Solutions offered to your credit and safety questions

SANDUSKY Times are tough. You're working hard for your money, and you want to protect it.
Tom Jackson
May 24, 2010

 

SANDUSKY

Times are tough. You’re working hard for your money, and you want to protect it.

In the final Solutions town hall meeting the Register hosted to provide advice, experts offered tips on how to protect your property and credit rating. Here are some of their best ideas:

Q. How can I keep my property and myself safe?

A. Lock your car doors every time you park, and don’t leave valuables in plain sight inside the car, said former Sandusky police chief Kim Nuesse. Park the car in a well-lit place.

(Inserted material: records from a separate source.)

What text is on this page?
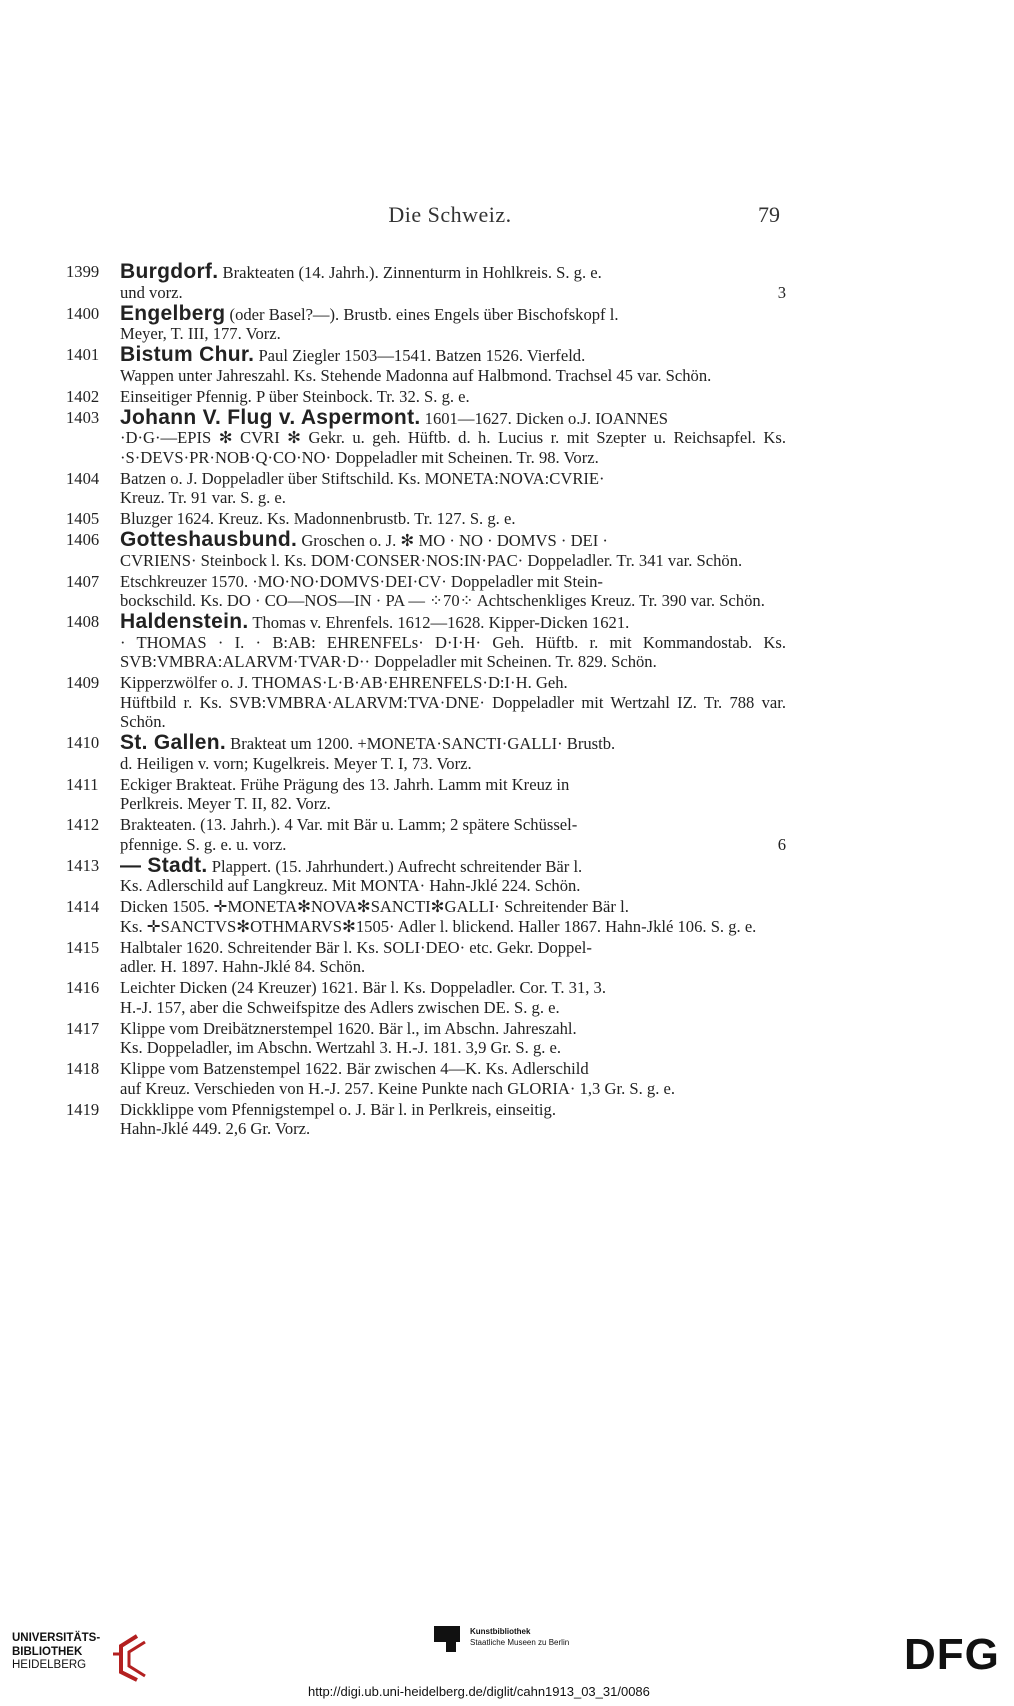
Die Schweiz.	79
1399 Burgdorf. Brakteaten (14. Jahrh.). Zinnenturm in Hohlkreis. S. g. e.
und vorz.	3
1400 Engelberg (oder Basel?—). Brustb. eines Engels über Bischofskopf l.
Meyer, T. III, 177. Vorz.
1401 Bistum Chur. Paul Ziegler 1503—1541. Batzen 1526. Vierfeld.
Wappen unter Jahreszahl. Ks. Stehende Madonna auf Halbmond. Trachsel 45 var. Schön.
1402	Einseitiger Pfennig. P über Steinbock. Tr. 32. S. g. e.
1403 Johann V. Flug v. Aspermont. 1601—1627. Dicken o.J. IOANNES
·D·G·—EPIS ✻ CVRI ✻ Gekr. u. geh. Hüftb. d. h. Lucius r. mit Szepter u. Reichsapfel. Ks. ·S·DEVS·PR·NOB·Q·CO·NO· Doppeladler mit Scheinen. Tr. 98. Vorz.
1404	Batzen o. J. Doppeladler über Stiftschild. Ks. MONETA:NOVA:CVRIE·
Kreuz. Tr. 91 var. S. g. e.
1405	Bluzger 1624. Kreuz. Ks. Madonnenbrustb. Tr. 127. S. g. e.
1406 Gotteshausbund. Groschen o. J. ✻ MO · NO · DOMVS · DEI ·
CVRIENS· Steinbock l. Ks. DOM·CONSER·NOS:IN·PAC· Doppeladler. Tr. 341 var. Schön.
1407	Etschkreuzer 1570. ·MO·NO·DOMVS·DEI·CV· Doppeladler mit Stein-
bockschild. Ks. DO · CO—NOS—IN · PA — ⁘70⁘ Achtschenkliges Kreuz. Tr. 390 var. Schön.
1408 Haldenstein. Thomas v. Ehrenfels. 1612—1628. Kipper-Dicken 1621.
· THOMAS · I. · B:AB: EHRENFELs· D·I·H· Geh. Hüftb. r. mit Kommandostab. Ks. SVB:VMBRA:ALARVM·TVAR·D·· Doppeladler mit Scheinen. Tr. 829. Schön.
1409	Kipperzwölfer o. J. THOMAS·L·B·AB·EHRENFELS·D:I·H. Geh.
Hüftbild r. Ks. SVB:VMBRA·ALARVM:TVA·DNE· Doppeladler mit Wertzahl IZ. Tr. 788 var. Schön.
1410 St. Gallen. Brakteat um 1200. +MONETA·SANCTI·GALLI· Brustb.
d. Heiligen v. vorn; Kugelkreis. Meyer T. I, 73. Vorz.
1411	Eckiger Brakteat. Frühe Prägung des 13. Jahrh. Lamm mit Kreuz in
Perlkreis. Meyer T. II, 82. Vorz.
1412	Brakteaten. (13. Jahrh.). 4 Var. mit Bär u. Lamm; 2 spätere Schüssel-
pfennige. S. g. e. u. vorz.	6
1413 — Stadt. Plappert. (15. Jahrhundert.) Aufrecht schreitender Bär l.
Ks. Adlerschild auf Langkreuz. Mit MONTA· Hahn-Jklé 224. Schön.
1414	Dicken 1505. ✛MONETA✻NOVA✻SANCTI✻GALLI· Schreitender Bär l.
Ks. ✛SANCTVS✻OTHMARVS✻1505· Adler l. blickend. Haller 1867. Hahn-Jklé 106. S. g. e.
1415	Halbtaler 1620. Schreitender Bär l. Ks. SOLI·DEO· etc. Gekr. Doppel-
adler. H. 1897. Hahn-Jklé 84. Schön.
1416	Leichter Dicken (24 Kreuzer) 1621. Bär l. Ks. Doppeladler. Cor. T. 31, 3.
H.-J. 157, aber die Schweifspitze des Adlers zwischen DE. S. g. e.
1417	Klippe vom Dreibätznerstempel 1620. Bär l., im Abschn. Jahreszahl.
Ks. Doppeladler, im Abschn. Wertzahl 3. H.-J. 181. 3,9 Gr. S. g. e.
1418	Klippe vom Batzenstempel 1622. Bär zwischen 4—K. Ks. Adlerschild
auf Kreuz. Verschieden von H.-J. 257. Keine Punkte nach GLORIA· 1,3 Gr. S. g. e.
1419	Dickklippe vom Pfennigstempel o. J. Bär l. in Perlkreis, einseitig.
Hahn-Jklé 449. 2,6 Gr. Vorz.
UNIVERSITÄTS-
BIBLIOTHEK
HEIDELBERG
Kunstbibliothek
Staatliche Museen zu Berlin	DFG
http://digi.ub.uni-heidelberg.de/diglit/cahn1913_03_31/0086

Lock your doors at home, keep the yard well-lit and consider installing inexpensive motion-sensor lights.

Introduce yourself to your neighbors. Keep an eye on their homes when they are gone and collect their newspapers until they return. If they know you and your routine, they are more likely to call police if they see something suspicious.

A dog at home can also deter burglars.

If you think somebody might be following you or planning to attack, be proactive. Duck inside a store and let the person go by. Cross the street.

Q. What if I’m struggling to pay my debts or bills?

A. Talk to your lenders about the situation.

“We don’t want to repossess vehicles. We don’t want to foreclose on homes,” said Jamie Garcia of Vacationland Federal Credit Union. “If you’ve just been laid off, go in, speak to your lender. It’s always better to communicate than to hide.”

Contact the Consumer Credit Counseling Service, a nonprofit that offers free help. The Sandusky office is at 419-625-3433.

Use free services such as the CCCS rather than businesses that charge a hefty fee. Check with the Better Business Bureau to find a good nonprofit, said Jason Leher of CCCS.

If you can’t find the right agency for your particular problem, dial 211.

Q. Is filing bankruptcy a good idea?

A. It should not be a first resort, particularly if you owe a relatively small amount of money or you know you’ll need access to credit.

“The bankruptcy attorney is not going to be the guy trying to borrow money,” said Jim Nabors, a vice president of Citizens Bank. A nonprofit such as Consumer Credit Counseling Service may be able to help if you are struggling with debt.

Still, bankruptcy is a better option than pillaging your 401(k) and other savings and can be the best option in a bad situation, said Tim Ott of Union National Mortgage.

Q. What can I do to avoid identity theft?

A. Shred unsolicited credit card offers and other mail that has personal information. Shred the document so that the shredder cuts across the lines of writing.

If you seem to have become a victim of identity theft — for example, a collection agency is trying to collect a debt you never ran up — file a report with the police department and call a credit reporting agency to report fraud.

Q. If a bank sends me an e-mail asking me to log in and enter my information, what should I do?

A. Delete the message.

“They would never ask you for it, certainly not by e-mail,” Ott said.